After years of domestic abuse towards my children and myself at the hands of my ex partner and father of my kids. I finally found the courage and confidence to leave. I dealt with years of abuse on myself and always thought I could fix it but as I noticed it wasn’t just me who suffered deeply. Only now I see the true impact that lifestyle had on my innocent babies. I witnessed a horrendous physical attack on my son at the hands of the man who ruled the house.
I fled. I ran. I packed. I panicked.
I locked the door and never went back. We moved into my mum’s spare room and waited a homeless property. My children started new schools and nursery’s and we began our new journey… survivors. We didn’t receive any help for a while, I was running on my own steam. My son was still suffering and this reflexed on his schooling. With the help of the school we interacted with CAMHS who after assessing my oldest put us in touch with Cedar, where we finally found the help we needed.
Last year I attended the Cedar project with my oldest son Cameron. Cameron had attended CAMHS who had referred him to Cedar. At first I was apprehensive as I was told there was a mothers class that ran alongside the kids group. I thought “uck that’s not gonna help me”. I felt I didn’t need “help”. I had come such a long way after what we had been through. Last thing I wanted was to go back over it all again!
But I knew what my son needed and we had come this far together, so together was how we would face the next chapter.
I received an invitation to our first meeting, a chance to meet the other mothers and children. I saw a girl sitting in the lobby as I entered the building, surrounded by her 4 children. She looked as lost as I was. I knew we were looking for the same place. I went over and spoke to her and together we found the room where the rest of the mums and kids were waiting. We all found our feet rather quick as our Cedar ladies Dianne, Lorna and Wendy helped us brake the ice. There calming natures and pleasant vibes made us all feel normal in a strange environment. Weekly we met and our friendships grew.
I was so surprised how much I enjoyed Cedar. I got a lot off my chest that I didn’t know was even bothering me.
My group was made up of 4 ladies, myself included. I was so surprised how much I enjoyed Cedar. I got a lot off my chest that I didn’t know was even bothering me. I came to terms what had happened to me and my children. I learned new coping stratifies and that most importantly I was not alone. I’m not the only mother who’s had to face this battle and when I feel the world is against me I always have some-one to listen. Even after our term was over with Dianne is always at the other end of a phone. She has counselled me through a lot of dark moments and when I feel I can no longer stand she somehow manages to prop me up.
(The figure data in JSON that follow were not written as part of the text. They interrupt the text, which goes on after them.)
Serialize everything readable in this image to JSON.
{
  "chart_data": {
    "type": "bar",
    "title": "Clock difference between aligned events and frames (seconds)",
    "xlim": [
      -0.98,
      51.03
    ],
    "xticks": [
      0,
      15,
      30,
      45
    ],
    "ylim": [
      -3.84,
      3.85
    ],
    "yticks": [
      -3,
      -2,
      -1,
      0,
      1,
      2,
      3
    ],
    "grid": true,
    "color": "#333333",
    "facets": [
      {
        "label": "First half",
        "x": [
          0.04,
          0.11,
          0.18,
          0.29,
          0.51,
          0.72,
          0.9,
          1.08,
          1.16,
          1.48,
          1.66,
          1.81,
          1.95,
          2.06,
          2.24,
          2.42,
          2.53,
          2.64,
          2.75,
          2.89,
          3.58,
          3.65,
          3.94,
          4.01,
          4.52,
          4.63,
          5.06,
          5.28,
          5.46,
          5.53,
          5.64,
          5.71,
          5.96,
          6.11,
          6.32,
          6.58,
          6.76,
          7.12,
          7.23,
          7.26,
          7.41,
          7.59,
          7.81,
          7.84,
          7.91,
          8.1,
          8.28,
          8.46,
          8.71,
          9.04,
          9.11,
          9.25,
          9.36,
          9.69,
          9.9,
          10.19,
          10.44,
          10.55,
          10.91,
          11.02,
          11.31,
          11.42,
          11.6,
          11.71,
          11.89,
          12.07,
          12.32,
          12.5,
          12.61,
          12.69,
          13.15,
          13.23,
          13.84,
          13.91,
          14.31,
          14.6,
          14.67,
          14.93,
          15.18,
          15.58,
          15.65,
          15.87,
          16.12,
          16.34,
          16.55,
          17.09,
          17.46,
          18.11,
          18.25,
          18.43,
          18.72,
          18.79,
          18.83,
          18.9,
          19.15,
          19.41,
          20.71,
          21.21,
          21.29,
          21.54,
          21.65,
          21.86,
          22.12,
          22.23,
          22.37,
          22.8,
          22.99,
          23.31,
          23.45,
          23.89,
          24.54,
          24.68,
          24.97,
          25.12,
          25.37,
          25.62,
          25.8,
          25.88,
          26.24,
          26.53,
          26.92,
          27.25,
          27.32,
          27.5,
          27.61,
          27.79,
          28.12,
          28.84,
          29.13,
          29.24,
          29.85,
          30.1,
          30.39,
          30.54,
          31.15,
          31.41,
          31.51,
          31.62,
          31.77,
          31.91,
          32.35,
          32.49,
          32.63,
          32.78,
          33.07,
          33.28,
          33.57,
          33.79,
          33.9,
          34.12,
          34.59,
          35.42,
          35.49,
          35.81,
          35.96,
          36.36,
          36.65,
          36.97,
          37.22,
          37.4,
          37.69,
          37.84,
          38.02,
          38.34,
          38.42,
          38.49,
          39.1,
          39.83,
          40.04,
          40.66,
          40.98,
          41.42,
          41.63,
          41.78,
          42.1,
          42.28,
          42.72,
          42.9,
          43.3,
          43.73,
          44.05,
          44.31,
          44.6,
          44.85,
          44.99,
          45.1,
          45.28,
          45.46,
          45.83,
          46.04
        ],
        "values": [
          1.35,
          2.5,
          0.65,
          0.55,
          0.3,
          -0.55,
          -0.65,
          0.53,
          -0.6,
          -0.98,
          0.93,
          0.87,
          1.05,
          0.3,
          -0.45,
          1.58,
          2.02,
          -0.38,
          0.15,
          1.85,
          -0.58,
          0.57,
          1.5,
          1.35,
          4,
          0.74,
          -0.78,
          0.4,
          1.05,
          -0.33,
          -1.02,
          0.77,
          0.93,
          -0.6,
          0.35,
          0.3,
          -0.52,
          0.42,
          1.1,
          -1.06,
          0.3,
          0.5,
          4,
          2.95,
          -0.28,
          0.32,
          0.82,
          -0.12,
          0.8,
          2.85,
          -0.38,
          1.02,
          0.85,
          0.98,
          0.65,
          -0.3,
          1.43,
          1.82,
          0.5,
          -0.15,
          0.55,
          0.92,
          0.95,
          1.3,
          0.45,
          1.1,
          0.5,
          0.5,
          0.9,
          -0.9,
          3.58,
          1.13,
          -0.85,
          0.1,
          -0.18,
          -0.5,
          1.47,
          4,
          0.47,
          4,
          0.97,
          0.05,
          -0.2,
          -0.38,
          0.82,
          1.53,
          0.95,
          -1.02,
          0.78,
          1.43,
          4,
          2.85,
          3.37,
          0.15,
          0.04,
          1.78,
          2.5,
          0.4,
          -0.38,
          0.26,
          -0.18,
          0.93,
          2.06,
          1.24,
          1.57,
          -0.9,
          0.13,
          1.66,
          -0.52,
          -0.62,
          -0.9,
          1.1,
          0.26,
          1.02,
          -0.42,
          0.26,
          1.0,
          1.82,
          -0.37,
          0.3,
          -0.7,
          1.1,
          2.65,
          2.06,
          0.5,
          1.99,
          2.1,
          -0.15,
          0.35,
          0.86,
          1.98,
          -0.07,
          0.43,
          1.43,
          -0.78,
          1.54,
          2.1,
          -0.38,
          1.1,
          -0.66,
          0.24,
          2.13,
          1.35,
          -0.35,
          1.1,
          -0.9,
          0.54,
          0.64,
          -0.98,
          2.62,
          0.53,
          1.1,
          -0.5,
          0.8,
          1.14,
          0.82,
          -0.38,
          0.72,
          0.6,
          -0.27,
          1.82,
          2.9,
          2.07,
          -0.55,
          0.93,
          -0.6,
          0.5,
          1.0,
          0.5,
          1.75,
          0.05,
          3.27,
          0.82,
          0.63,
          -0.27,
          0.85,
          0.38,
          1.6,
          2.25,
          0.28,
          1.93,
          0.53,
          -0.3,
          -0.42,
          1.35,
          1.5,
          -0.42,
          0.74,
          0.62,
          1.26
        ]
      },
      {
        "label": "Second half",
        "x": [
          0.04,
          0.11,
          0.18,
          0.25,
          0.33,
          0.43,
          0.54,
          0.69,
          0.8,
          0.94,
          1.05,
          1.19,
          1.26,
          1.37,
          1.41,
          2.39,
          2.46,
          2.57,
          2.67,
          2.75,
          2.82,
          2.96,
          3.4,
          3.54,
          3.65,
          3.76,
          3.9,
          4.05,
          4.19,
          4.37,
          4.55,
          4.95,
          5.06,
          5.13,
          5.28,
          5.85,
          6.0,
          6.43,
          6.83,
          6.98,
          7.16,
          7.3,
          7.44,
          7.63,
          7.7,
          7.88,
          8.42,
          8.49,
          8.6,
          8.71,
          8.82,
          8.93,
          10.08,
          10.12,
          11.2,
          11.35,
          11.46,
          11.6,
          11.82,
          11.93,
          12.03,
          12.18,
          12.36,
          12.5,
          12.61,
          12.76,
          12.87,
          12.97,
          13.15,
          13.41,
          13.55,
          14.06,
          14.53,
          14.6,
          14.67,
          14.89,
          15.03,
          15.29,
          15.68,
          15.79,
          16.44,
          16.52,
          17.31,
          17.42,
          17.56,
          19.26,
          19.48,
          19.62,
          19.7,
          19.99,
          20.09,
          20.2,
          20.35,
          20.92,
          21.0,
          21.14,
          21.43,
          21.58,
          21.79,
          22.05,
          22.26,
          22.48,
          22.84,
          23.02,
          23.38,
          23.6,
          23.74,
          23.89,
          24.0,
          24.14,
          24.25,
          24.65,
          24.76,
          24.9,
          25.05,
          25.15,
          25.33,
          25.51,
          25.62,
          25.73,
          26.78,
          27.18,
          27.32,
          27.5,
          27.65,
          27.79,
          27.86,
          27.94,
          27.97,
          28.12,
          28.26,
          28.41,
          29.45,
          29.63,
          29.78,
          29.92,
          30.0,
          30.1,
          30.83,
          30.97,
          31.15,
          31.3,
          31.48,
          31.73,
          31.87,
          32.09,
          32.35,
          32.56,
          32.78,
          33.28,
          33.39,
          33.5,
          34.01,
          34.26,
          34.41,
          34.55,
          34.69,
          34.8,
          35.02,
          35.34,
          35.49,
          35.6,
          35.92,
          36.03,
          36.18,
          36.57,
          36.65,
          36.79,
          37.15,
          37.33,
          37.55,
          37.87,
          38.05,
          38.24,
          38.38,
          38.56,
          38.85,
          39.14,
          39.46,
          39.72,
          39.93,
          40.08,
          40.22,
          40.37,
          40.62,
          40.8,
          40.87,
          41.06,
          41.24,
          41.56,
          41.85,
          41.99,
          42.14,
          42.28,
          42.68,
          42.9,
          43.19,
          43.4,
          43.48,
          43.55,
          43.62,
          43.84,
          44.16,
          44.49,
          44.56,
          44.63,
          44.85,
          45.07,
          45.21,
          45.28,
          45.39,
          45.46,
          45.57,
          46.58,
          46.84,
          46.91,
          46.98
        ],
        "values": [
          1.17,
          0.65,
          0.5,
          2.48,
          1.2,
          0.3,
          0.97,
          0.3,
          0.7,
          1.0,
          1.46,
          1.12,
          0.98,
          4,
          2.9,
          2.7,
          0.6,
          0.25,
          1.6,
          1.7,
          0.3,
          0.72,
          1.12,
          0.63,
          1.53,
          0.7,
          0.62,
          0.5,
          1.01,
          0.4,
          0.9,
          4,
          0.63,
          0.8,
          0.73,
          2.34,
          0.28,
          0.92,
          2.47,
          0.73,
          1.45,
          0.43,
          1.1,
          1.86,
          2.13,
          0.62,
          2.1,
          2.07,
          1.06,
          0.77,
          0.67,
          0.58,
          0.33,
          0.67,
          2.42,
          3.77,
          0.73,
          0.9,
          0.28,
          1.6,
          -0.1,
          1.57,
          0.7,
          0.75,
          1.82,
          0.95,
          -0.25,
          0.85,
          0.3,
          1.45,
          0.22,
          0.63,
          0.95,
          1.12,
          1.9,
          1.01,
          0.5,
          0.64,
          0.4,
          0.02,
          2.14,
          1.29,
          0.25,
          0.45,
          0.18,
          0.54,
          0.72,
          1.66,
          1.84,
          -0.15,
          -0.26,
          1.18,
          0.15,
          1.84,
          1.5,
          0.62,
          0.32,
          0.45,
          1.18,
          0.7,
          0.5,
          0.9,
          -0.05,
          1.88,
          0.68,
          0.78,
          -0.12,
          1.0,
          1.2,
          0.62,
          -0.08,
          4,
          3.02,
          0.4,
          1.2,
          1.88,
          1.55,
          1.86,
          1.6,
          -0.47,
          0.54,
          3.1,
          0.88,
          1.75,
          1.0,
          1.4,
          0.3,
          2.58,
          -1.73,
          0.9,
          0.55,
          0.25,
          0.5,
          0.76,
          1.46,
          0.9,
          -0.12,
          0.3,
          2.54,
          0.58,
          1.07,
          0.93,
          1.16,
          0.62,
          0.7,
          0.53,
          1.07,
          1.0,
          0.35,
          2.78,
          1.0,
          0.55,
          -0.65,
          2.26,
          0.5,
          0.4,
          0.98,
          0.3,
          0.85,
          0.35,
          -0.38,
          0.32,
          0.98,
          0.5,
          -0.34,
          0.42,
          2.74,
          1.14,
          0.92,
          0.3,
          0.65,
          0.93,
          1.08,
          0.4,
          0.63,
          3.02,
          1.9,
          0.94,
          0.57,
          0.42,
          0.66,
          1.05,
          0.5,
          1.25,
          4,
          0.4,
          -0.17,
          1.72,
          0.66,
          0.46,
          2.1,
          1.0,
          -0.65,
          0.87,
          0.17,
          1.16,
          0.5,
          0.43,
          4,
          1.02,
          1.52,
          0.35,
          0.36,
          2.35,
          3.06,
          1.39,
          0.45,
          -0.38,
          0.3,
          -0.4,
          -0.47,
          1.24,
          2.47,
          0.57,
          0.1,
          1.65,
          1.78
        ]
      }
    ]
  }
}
We had to come a long way before we found Cedar and Dianne but I am very very glad of this. I am now awaiting a new group for my daughter as I know she will benefit as my son has from Cedars help. Their family oriented environment and relaxed approach made us feel at ease for what was and is for us a very anxious stressful journey in a very clinical world. I look forward to my next experience as my daughter seeks the help she needs. A child’s mind is a very fragile place and for them to find a coping method, or confidence which has been knocked away from them, is an important part of the healing process as a mother, finding somewhere that treats my children with kindness and respect and not just another strange face with a clipboard is very important to me.